An ingenious business model paradigm for the IoT is Rendanheyi model of management proposed by Zhang Ruimin, CEO and Chairman of Haier Group. The word Rendanheyi itself captures the crux of the approach where “Ren” refers to the employees; “Dan” refers to the user value; and “Heyi” means combining the user value realization with created user value. The basic idea is that the distance between the employee and the user should be reduced to zero so that they can directly interact with each other and create value without the bureaucratic involvement of the top management. The employee compensation also arises out of user evaluation and paid for by the users instead of evaluation by superiors and paid for by the enterprise. The ultimate goal of the Rendanheyi model is to enable entrepreneurs to face users directly, create value with them, and cultivate them into lifelong users.

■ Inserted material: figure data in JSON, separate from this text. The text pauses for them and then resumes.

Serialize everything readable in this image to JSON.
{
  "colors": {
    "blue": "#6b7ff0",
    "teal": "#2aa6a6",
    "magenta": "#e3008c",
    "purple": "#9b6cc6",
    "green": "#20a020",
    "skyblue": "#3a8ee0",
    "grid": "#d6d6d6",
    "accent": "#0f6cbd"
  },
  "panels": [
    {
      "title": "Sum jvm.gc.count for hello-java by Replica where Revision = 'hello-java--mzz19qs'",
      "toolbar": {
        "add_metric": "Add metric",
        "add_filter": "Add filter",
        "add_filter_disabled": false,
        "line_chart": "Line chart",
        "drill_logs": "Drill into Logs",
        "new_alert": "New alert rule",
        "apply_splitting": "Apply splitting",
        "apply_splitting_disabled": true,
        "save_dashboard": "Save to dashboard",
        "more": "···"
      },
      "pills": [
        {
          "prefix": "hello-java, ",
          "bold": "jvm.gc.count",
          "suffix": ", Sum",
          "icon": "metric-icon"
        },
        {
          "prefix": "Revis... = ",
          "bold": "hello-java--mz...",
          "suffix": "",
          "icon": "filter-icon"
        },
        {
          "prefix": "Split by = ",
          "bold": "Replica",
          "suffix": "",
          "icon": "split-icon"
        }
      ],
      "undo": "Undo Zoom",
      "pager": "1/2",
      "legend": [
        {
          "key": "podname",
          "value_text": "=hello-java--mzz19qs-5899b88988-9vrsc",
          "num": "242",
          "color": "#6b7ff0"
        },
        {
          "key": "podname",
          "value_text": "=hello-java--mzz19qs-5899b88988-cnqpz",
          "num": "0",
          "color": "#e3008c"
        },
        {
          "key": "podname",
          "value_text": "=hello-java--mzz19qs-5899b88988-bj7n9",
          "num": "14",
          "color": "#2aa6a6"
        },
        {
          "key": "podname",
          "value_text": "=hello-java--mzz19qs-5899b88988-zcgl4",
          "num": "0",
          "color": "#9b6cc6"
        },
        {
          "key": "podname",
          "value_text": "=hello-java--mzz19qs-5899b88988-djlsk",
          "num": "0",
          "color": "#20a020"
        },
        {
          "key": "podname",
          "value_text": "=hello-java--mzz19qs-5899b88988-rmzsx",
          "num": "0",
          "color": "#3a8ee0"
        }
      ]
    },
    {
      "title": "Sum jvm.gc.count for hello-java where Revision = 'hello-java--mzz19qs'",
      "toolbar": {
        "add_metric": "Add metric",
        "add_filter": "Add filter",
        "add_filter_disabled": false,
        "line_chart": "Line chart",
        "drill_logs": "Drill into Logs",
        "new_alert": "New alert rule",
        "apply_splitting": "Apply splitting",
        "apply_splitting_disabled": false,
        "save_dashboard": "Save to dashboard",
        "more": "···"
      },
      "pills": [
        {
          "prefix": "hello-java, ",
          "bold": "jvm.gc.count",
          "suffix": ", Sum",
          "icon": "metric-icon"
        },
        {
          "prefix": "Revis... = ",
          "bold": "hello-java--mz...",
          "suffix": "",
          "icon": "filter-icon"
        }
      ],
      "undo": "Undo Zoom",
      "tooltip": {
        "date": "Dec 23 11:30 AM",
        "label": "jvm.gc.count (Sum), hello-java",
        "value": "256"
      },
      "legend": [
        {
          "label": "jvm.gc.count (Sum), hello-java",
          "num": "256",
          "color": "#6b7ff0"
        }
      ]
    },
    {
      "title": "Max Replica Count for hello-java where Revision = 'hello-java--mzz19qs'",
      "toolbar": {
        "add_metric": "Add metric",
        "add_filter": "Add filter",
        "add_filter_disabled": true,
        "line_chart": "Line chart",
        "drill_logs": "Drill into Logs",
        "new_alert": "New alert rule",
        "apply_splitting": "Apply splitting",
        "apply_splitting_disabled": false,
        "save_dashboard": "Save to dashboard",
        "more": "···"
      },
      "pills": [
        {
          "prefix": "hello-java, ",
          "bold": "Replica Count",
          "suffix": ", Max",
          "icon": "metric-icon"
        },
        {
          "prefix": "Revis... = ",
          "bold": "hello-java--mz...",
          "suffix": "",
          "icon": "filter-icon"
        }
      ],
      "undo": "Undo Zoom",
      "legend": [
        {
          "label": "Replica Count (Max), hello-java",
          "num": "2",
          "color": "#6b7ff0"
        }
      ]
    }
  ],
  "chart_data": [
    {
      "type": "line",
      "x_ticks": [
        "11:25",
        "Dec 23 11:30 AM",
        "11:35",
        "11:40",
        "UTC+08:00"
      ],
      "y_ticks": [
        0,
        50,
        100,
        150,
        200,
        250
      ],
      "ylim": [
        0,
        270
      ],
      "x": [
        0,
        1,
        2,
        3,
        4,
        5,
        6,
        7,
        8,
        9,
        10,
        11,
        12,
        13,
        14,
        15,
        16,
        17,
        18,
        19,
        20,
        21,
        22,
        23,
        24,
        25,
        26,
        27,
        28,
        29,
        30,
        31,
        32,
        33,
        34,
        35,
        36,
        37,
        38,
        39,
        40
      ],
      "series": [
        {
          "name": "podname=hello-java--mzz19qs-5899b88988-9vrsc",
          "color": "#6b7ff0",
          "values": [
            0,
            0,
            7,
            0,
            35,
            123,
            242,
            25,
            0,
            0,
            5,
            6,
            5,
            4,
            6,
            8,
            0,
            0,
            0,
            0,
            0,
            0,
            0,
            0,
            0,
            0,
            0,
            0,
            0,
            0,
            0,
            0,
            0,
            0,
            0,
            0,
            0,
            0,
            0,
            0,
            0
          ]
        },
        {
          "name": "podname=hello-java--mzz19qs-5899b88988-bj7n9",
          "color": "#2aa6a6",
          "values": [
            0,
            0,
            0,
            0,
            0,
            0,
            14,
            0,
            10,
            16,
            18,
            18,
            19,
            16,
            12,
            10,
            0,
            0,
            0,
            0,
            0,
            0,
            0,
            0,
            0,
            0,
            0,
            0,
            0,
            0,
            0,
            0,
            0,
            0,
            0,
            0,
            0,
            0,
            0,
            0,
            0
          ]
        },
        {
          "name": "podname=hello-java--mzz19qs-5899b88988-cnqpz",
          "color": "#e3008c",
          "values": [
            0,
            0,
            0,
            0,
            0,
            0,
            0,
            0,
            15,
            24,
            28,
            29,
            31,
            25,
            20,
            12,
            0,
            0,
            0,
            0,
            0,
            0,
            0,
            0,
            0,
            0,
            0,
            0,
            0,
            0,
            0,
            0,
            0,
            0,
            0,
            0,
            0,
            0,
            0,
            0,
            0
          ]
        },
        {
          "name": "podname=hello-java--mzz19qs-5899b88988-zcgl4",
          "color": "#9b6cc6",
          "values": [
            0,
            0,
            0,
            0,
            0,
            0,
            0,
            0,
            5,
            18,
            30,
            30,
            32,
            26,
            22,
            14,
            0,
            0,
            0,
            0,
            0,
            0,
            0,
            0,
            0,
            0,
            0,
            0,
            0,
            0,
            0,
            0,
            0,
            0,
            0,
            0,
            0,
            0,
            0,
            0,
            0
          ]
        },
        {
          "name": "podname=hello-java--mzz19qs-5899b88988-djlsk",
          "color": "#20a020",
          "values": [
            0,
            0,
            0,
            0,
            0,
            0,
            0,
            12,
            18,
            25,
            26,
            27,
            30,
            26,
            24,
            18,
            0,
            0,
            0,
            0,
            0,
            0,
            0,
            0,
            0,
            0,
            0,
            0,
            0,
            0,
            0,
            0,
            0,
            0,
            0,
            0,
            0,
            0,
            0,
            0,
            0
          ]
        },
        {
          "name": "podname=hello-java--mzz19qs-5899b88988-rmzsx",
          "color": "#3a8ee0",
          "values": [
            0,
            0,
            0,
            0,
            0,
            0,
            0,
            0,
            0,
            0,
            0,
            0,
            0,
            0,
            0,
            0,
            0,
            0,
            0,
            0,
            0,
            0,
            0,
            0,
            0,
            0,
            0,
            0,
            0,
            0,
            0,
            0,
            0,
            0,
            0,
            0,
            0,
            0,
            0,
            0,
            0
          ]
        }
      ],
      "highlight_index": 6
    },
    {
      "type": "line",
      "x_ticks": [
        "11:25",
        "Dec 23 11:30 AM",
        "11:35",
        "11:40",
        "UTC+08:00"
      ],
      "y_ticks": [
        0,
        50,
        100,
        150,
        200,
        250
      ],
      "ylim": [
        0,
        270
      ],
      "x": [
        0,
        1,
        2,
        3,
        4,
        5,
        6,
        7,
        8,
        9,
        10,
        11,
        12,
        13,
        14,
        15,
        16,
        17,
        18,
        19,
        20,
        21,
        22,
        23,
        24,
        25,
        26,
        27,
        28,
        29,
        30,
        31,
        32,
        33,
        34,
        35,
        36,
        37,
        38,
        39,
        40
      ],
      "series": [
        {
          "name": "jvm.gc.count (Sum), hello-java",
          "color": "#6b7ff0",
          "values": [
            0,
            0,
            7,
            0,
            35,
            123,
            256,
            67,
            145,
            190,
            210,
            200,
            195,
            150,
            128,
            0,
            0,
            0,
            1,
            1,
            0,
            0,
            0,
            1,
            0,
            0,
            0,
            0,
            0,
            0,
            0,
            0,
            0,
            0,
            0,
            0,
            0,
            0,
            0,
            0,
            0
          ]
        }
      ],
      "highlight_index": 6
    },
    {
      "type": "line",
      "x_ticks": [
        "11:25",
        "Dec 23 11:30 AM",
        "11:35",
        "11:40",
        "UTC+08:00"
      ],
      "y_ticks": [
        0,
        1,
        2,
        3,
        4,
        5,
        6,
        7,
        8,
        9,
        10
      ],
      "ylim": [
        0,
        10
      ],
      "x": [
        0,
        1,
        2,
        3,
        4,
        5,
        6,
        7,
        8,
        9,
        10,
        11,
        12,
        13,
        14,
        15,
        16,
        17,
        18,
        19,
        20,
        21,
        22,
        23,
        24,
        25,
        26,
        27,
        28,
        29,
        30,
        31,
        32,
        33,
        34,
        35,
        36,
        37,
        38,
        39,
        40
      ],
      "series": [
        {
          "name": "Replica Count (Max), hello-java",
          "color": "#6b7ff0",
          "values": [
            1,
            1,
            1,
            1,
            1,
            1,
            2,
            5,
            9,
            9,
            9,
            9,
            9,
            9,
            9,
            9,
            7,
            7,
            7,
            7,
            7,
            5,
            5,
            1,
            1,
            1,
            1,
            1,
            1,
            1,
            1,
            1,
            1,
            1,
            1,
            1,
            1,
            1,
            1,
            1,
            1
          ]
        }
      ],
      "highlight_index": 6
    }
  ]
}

The mechanism, thus, aligns the interests of the employee and the user as both parties engage in maximising value. The model also eliminates the traditional bureaucratic set-up where all decisions arise out of the top. Instead, the employees face the users directly and respond in a timely fashion.

To further facilitate autonomy, the Rendanheyi model has also developed a new organisational format called ecosystem micro-communities (EMCs), which groups employees into small self-managing teams. There are two types of EMCs: solution-oriented and experience-oriented. Experience-oriented EMCs work in the markets directly to reach user communities through a network of touchpoints, trying to understand and incorporate needs for enhanced user experience. Solution-oriented EMCs are focused on implementation, creating and iterating solutions to satisfy user experience needs. These two kinds of EMCs work together to achieve synergy and also to keep each other in check. Driven by value creation and sharing, EMCs become self-driven, self-optimizing, and self-reinforcing.

Such innovative models of management are the call for the day as the adoption of internet of things and smarter technologies become more commonplace with time. Moreover, the idea of giving the employees more autonomy and enabling them to become entrepreneurs unto themselves could significantly make the workplace more equitable in terms of value distribution.

The article was published with Economic Times on August 24, 2020.